Mis tardes con Margueritte

Crítica de Aníbal Perotti - Cinemarama

Había una vez un pueblito rural habitado por gente buena, noble y auténtica que se ocupaba de las cosas verdaderas de la vida y conservaba los buenos sentimientos propios de otra época. Entre aquella buena gente estaba Germain, un grandote inocente, bonachón y un poco retardado, que vivía afligido por una madre malévola y por las burlas de su apreciado grupo de amigos. Hasta que un día, sentado en el banco de la plaza municipal, encuentra a Margueritte, una encantadora y culta abuelita que no tarda en reconocer su buen corazón e intenta inculcarle el gusto por la literatura. Los días transcurren apacibles en este islote perfecto y nostálgico poblado por gente modesta pero generosa. Los que vienen de afuera, como el sobrino de la adorable anciana, son egoístas y justifican todo por el dinero. No caben dudas de que el enemigo es la gran ciudad, la plutocracia parisina, los libros, la cultura, el reino de la elite. Afortunadamente, nuestro héroe demostrará que la verdadera gente piensa con el corazón antes que con las palabras.

Todos los acontecimientos y novedades que trasformaron al mundo (y al cine) desde los años cincuenta no forman parte de este universo. La película se auto abastece de manera simplista del fantasma colectivo de un lugar y un tiempo que nunca existieron. Mediocre en su observación, mediocre en su forma, Mis tardes con Margueritte se sustenta en los principios básicos del telefilm, donde el personaje que está en el centro de la intriga es el que está en el centro de la pantalla. Sabemos que el pobre Germain siempre fue rechazado por su madre, sin embargo el director machaca la idea una y otra vez con torpes flashbacks en los que también subraya la estupidez del sistema educativo con un profesor que no hace otra cosa que lanzar juegos de palabras cínicos e insultantes hacia el infeliz alumno. La presencia física de Depardieu y la elegancia y el sentido del ritmo de la veterana actriz no bastan para dar algo de sustancia a un relato que intenta, por sobre todas las cosas, no molestar a nadie.

El racismo sereno que exuda la película se acentúa con la aparición esporádica de algunos magrebíes. Uno de ellos es el marido de la dueña del bar que, por supuesto, engaña a su mujer con una joven enfermera venida de la gran ciudad, aunque gracias a la sabiduría de Germain volverá al camino correcto. Otros, que hablan un francés tosco, quedan fascinados por las pizcas de conocimiento que Germain reproduce de los libros leídos por su vieja amiga. La última es una bonita mujer que va al mercado a comprar las verduras que cultiva Germain (con buena tierra y buen corazón, según sus propias palabras), y ante la cual el blanco grandote da muestras de respeto ecuménico proclamando que posee un bonito cabello rizado.
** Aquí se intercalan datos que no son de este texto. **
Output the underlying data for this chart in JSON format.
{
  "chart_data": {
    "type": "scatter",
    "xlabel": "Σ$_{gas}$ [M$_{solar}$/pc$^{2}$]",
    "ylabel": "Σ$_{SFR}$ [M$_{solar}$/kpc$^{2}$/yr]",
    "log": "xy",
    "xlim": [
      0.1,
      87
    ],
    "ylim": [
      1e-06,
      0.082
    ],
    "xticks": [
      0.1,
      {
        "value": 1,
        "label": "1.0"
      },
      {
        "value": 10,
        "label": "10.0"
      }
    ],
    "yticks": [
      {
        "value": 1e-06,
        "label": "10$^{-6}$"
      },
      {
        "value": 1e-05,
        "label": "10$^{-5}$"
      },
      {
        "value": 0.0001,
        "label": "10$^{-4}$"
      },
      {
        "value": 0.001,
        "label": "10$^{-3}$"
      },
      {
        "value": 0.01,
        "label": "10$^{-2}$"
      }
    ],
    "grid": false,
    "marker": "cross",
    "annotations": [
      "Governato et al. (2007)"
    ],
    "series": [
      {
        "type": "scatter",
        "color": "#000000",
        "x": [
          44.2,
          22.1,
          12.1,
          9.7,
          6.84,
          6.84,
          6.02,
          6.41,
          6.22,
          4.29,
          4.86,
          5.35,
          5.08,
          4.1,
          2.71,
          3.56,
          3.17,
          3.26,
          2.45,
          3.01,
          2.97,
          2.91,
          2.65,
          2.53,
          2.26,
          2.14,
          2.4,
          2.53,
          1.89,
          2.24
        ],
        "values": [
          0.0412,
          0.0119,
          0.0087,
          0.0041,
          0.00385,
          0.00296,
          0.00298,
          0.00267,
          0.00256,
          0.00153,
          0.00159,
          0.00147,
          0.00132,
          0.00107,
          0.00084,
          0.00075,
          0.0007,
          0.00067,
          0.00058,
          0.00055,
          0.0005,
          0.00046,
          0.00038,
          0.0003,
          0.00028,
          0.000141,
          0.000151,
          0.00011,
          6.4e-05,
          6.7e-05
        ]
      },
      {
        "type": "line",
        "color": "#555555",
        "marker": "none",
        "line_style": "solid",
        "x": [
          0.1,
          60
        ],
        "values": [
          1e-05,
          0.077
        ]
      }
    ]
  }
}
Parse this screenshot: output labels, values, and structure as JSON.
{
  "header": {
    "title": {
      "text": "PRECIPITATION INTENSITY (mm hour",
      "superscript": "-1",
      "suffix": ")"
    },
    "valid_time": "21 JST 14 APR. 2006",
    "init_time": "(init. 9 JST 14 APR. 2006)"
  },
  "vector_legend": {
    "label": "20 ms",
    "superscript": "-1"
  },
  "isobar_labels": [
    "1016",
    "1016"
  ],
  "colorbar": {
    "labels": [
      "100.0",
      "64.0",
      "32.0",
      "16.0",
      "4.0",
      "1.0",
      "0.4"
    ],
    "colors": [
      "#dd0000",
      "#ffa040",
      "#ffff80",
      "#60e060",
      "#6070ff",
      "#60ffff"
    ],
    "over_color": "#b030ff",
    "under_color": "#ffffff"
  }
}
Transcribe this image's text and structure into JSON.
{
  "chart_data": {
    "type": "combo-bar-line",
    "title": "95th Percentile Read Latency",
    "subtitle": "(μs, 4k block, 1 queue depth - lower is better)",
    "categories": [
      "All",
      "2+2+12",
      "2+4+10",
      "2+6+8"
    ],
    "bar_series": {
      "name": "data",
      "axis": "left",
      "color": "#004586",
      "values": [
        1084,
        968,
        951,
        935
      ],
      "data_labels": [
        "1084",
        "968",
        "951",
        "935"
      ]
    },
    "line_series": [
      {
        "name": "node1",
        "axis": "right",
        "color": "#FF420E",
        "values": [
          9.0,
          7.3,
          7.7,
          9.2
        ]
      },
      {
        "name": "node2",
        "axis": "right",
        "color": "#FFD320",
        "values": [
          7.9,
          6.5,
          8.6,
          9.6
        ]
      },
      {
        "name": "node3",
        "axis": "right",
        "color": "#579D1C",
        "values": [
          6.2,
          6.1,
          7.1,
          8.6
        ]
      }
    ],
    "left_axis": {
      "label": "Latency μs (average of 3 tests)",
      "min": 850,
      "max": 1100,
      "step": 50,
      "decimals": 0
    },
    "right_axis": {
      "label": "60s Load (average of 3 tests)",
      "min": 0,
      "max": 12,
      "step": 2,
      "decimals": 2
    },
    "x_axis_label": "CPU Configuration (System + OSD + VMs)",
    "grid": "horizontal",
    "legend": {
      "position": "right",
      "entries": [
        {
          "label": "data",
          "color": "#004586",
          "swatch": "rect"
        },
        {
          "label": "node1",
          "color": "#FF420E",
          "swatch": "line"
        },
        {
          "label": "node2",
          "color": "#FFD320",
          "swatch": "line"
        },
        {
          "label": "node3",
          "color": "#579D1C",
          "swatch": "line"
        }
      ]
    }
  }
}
Jean Becker es un narrador de tarjeta postal que elige los caminos más previsibles para que el final genere una sonrisa en el espectador, aunque es más factible que provoque náuseas. Mis tardes con Margueritte es un himno a la mediocridad aceptada y al nacionalismo mezquino, un insulto permanente a la sensibilidad artística, intelectual y moral de su audiencia.